Позади широкой сосновой комнаты остальная часть подвала, с серыми цементными стенами и линолеумом на полу, была занята бесчисленными электрическими устройствами, включая морозильник, способный вместить семью эскимосов. Рядом, приживалом, — высокий старый холодильник, древностью своей напомнивший мне о ньюаркских корнях Патимкиных. Этот холодильник когда-то стоял на кухне какого-нибудь четырехквартирного дома, возможно в том же районе, где всю жизнь жил я, сначала с родителями, а потом, когда они вдвоем, свистя бронхами, отъехали в Аризону, — с теткой и дядей. После Перл-Харбора холодильник переехал в Шорт-Хиллз: Умывальники и Раковины Патимкина пошли на войну, ни одна новая казарма не могла быть сдана без полувзвода умывальников Патимкина, выстроившихся шеренгой в уборной.
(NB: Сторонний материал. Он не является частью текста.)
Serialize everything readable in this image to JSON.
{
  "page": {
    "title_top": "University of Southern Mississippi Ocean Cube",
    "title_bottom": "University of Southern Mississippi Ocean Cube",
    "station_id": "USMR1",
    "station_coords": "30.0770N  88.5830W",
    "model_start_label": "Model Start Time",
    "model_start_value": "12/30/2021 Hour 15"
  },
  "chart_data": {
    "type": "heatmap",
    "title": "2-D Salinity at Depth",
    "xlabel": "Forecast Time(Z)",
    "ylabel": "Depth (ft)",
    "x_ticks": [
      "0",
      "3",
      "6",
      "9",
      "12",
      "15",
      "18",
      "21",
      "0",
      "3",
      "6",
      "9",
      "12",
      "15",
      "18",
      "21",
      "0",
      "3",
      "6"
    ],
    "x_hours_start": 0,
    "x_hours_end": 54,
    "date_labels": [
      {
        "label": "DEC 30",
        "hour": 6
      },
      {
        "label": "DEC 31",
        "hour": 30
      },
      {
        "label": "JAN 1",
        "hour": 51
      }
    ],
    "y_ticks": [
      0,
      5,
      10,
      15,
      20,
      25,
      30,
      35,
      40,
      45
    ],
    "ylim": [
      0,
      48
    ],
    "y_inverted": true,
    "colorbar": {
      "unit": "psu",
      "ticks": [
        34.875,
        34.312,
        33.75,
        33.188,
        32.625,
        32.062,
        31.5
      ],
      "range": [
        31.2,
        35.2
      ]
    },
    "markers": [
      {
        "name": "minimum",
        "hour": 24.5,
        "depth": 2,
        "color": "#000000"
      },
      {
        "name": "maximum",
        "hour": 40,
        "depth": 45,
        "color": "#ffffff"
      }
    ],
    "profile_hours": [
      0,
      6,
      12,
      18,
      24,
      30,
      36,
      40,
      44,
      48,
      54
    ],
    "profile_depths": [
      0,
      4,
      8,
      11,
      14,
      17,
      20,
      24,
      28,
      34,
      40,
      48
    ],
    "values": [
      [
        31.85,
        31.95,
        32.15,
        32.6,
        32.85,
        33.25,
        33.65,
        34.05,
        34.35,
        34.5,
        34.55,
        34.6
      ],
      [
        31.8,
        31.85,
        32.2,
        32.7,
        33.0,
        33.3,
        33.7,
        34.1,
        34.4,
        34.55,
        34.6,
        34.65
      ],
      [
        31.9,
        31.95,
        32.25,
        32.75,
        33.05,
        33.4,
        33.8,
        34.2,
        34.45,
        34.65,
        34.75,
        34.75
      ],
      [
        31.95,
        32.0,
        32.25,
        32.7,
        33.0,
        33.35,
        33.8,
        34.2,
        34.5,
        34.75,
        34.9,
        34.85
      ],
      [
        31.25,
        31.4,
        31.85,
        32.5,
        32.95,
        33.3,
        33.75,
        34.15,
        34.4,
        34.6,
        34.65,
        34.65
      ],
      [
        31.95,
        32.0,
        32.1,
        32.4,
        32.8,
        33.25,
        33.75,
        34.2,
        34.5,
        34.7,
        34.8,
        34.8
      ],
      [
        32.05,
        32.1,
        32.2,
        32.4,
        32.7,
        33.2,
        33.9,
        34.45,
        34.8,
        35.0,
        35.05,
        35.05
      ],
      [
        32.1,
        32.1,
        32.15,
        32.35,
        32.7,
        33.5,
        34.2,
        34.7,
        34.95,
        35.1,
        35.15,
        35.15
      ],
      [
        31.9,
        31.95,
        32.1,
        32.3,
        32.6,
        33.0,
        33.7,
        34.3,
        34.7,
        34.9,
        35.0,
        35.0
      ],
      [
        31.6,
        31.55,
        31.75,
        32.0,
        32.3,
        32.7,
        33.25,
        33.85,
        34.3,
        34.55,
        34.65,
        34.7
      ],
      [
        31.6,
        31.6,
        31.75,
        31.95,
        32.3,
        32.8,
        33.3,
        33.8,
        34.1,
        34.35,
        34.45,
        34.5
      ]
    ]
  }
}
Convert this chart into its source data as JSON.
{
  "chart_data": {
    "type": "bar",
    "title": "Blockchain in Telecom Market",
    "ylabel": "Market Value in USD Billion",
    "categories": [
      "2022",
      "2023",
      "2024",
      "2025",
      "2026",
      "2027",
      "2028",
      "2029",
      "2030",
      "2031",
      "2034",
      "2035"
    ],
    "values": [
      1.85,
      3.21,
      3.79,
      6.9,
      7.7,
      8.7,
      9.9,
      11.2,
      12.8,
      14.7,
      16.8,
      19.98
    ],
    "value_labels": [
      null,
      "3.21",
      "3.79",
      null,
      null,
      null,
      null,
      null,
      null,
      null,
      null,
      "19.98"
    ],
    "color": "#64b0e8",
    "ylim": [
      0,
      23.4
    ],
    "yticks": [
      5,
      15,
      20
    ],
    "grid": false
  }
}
Я открыл старый холодильник; он не был пуст. Не хранил он уже ни масла, ни яиц, ни селедки в сливочном соусе, ни имбирного ситро, ни тунцового салата, ни случайного букетика к корсажу: полки его ломились от фруктов всех возможных окрасок и фактур, с самыми разнообразными косточками внутри. Тут были сливы ренклод, черные сливы, красные сливы, абрикосы, нектарины, персики, длинные грозди винограда, черного, желтого, красного, и черешня — черешня лезла из коробок и всё окрашивала в алый цвет. И были дыни, канталупы и зеленые кассабы, и на верхней полке — половина огромного арбуза, с полоской вощеной бумаги, прилипшей к красному лицу, как мокрая губа. О Патимкин! Твой холодильник обилен плодами, и спорттовары сыплются с твоих дерев!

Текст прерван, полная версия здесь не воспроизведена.